The BRC said that online sales of non-food products grew 10.1% in June, compared to 9% a year earlier. Over the three-months to June, non-food e-sales grew 8.4% while in-store sales fell 0.7% on a total basis and 1.2% comparable. Yet even with this fall, it was still a better performance than the comparable 12-month average that’s down 2%.
BRC CEO Helen Dickinson hailed “the arrival of summer [that] provided a welcome pick-up to sales growth in June, particularly to non- food categories which saw a reversal in fortunes after a prolonged period of sluggish growth.”
She said leisure pursuits and activities spurred consumer spending on summer clothing, beauty products and outdoor toys, which were also boosted by gift purchases over Eid.
Yet while she said the six-month average, buoyed by June’s strong performance, now paints a slightly rosier picture for retail sales “on closer inspection the year-on-year numbers belie the fact that rising food prices are responsible for the main component of growth and have prompted more cautious spending towards discretionary non-food items.”
She also highlighted the fact that online continues to take the lion’s share of growth, and that although contribution from stores increased slightly in June, “it seems shoppers headed out with specific purchases in mind, rather than just to browse.”
KPMG’s UK head of retail, Paul Martin, was cautiously upbeat: “For fashion retailers the boost in sales could not have come soon enough.

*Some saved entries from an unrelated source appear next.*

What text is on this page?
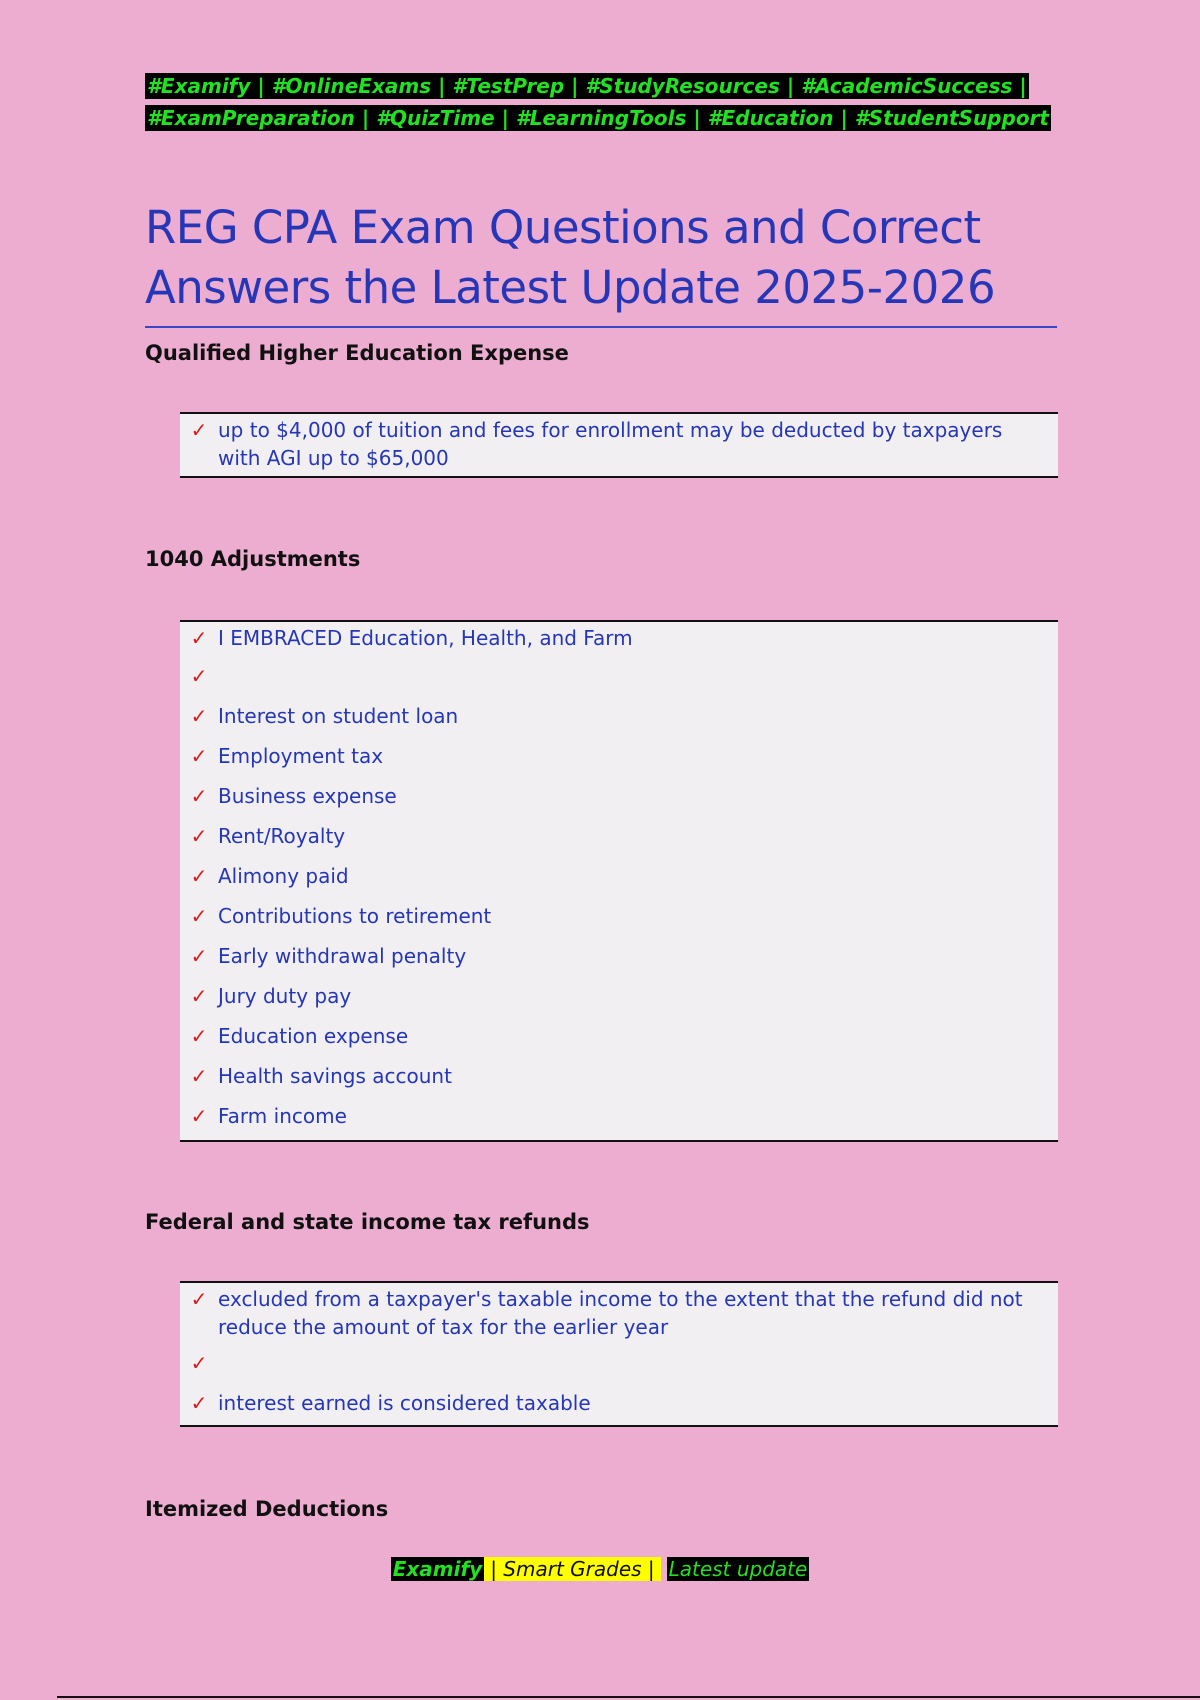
#Examify | #OnlineExams | #TestPrep | #StudyResources | #AcademicSuccess |
#ExamPreparation | #QuizTime | #LearningTools | #Education | #StudentSupport
REG CPA Exam Questions and Correct
Answers the Latest Update 2025-2026
Qualified Higher Education Expense
✓ up to $4,000 of tuition and fees for enrollment may be deducted by taxpayers with AGI up to $65,000
1040 Adjustments
✓ I EMBRACED Education, Health, and Farm
✓
✓ Interest on student loan
✓ Employment tax
✓ Business expense
✓ Rent/Royalty
✓ Alimony paid
✓ Contributions to retirement
✓ Early withdrawal penalty
✓ Jury duty pay
✓ Education expense
✓ Health savings account
✓ Farm income
Federal and state income tax refunds
✓ excluded from a taxpayer's taxable income to the extent that the refund did not reduce the amount of tax for the earlier year
✓
✓ interest earned is considered taxable
Itemized Deductions
Examify | Smart Grades | Latest update
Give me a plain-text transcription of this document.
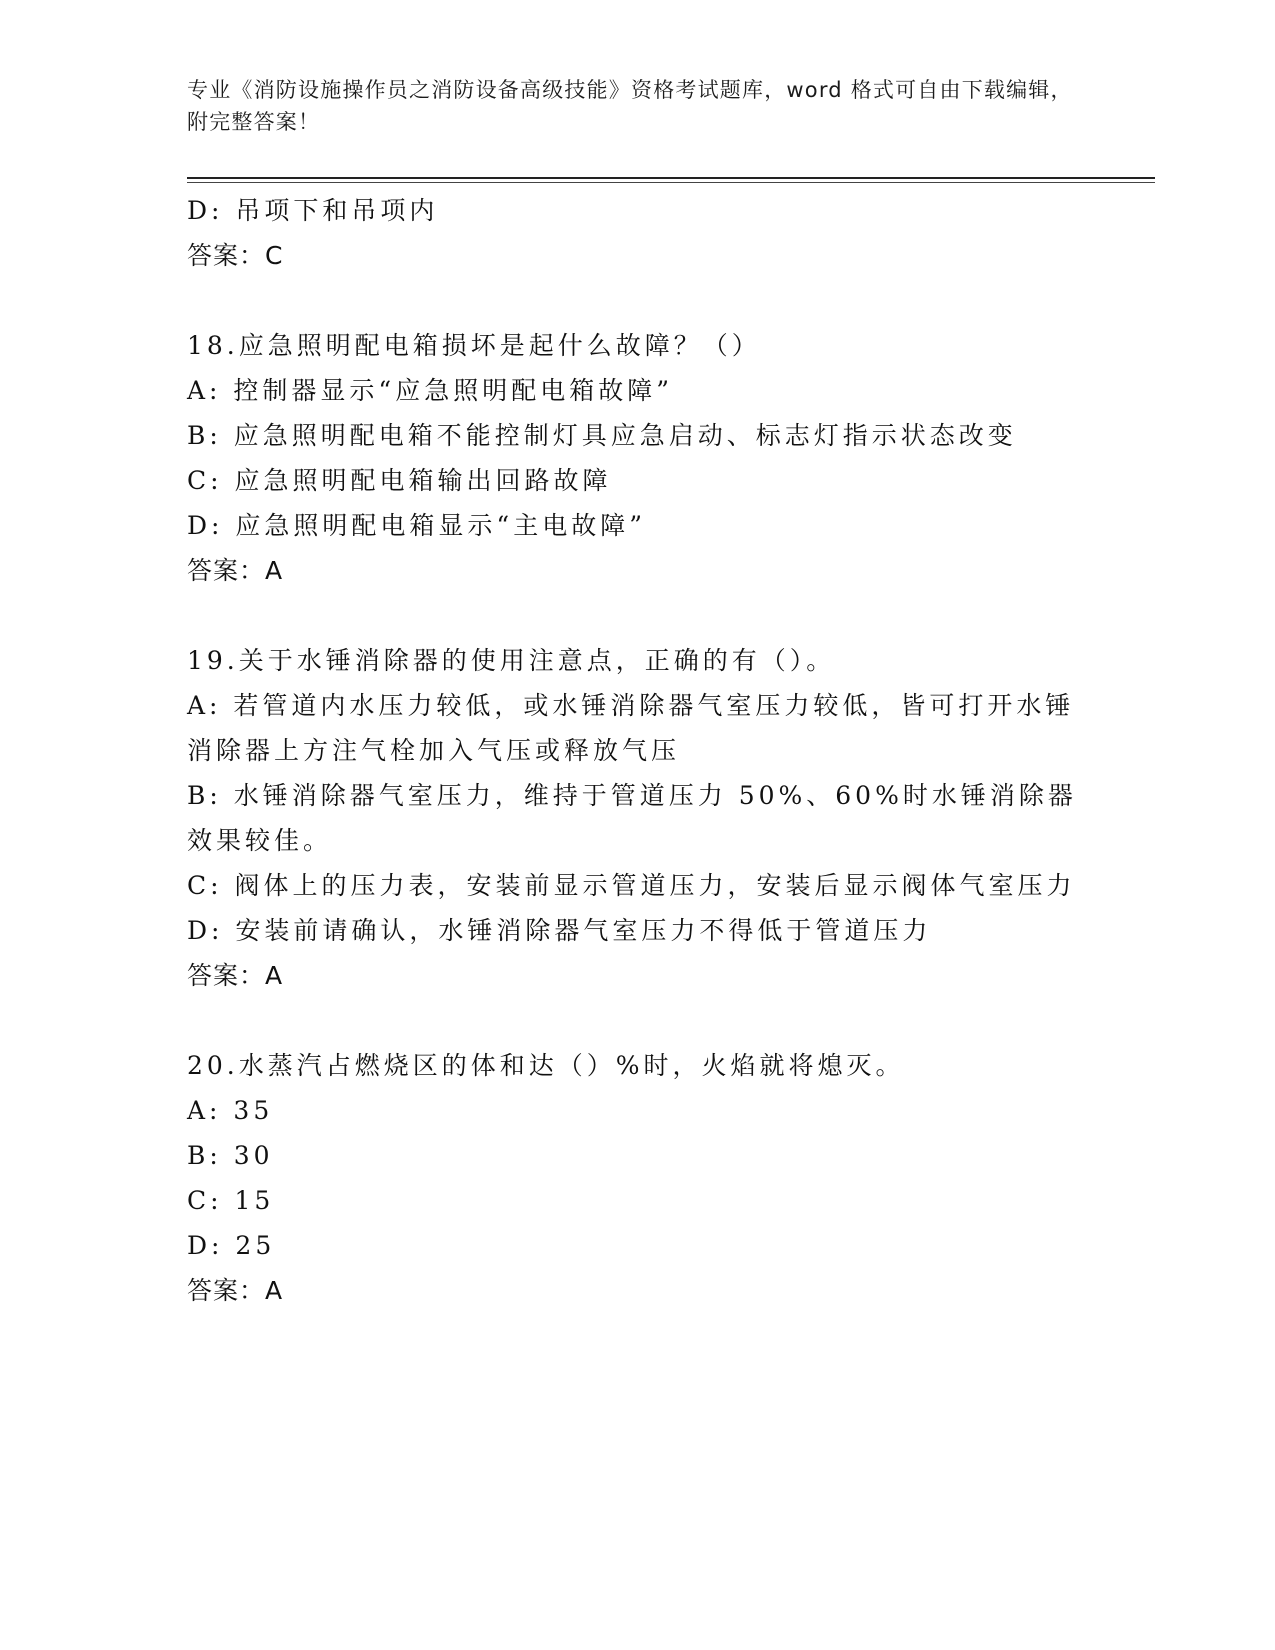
专业《消防设施操作员之消防设备高级技能》资格考试题库，word 格式可自由下载编辑，附完整答案！
D: 吊项下和吊项内
答案：C
18.应急照明配电箱损坏是起什么故障？（）
A: 控制器显示“应急照明配电箱故障”
B: 应急照明配电箱不能控制灯具应急启动、标志灯指示状态改变
C: 应急照明配电箱输出回路故障
D: 应急照明配电箱显示“主电故障”
答案：A
19.关于水锤消除器的使用注意点，正确的有（）。
A: 若管道内水压力较低，或水锤消除器气室压力较低，皆可打开水锤消除器上方注气栓加入气压或释放气压
B: 水锤消除器气室压力，维持于管道压力 50%、60%时水锤消除器效果较佳。
C: 阀体上的压力表，安装前显示管道压力，安装后显示阀体气室压力
D: 安装前请确认，水锤消除器气室压力不得低于管道压力
答案：A
20.水蒸汽占燃烧区的体和达（）%时，火焰就将熄灭。
A: 35
B: 30
C: 15
D: 25
答案：A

Following a challenging year so far, it appears the higher temperatures thankfully provided an increased interest in summer collections. Elsewhere, the sun also shone on health and beauty sales too, with the category continuing to be a top performer.
“While the latest figures are definitely more favourable than last month’s, retailers must look at the bigger picture. Inflation and household debt are fuelling part of this retail growth, meanwhile the industry is undergoing significant structural changes more broadly. The retailers succeeding are those embracing change.”
Helen Dickinson thinks that looking ahead, there’s a question mark over whether the spending momentum will last, “as household expenditure is increasingly squeezed from rising inflation and slowing wage growth.” And she called for a business- and consumer-friendly approach from the government, especially when it comes to Brexit talks.
“The reality is that retailers’ efforts in absorbing mounting cost pressures into their margins are already being tested,” she said. “So the government must have the consumer front of mind as it enters the UK’s trading negotiations with the EU, to avoid any further cost increases to retailers and their customers.”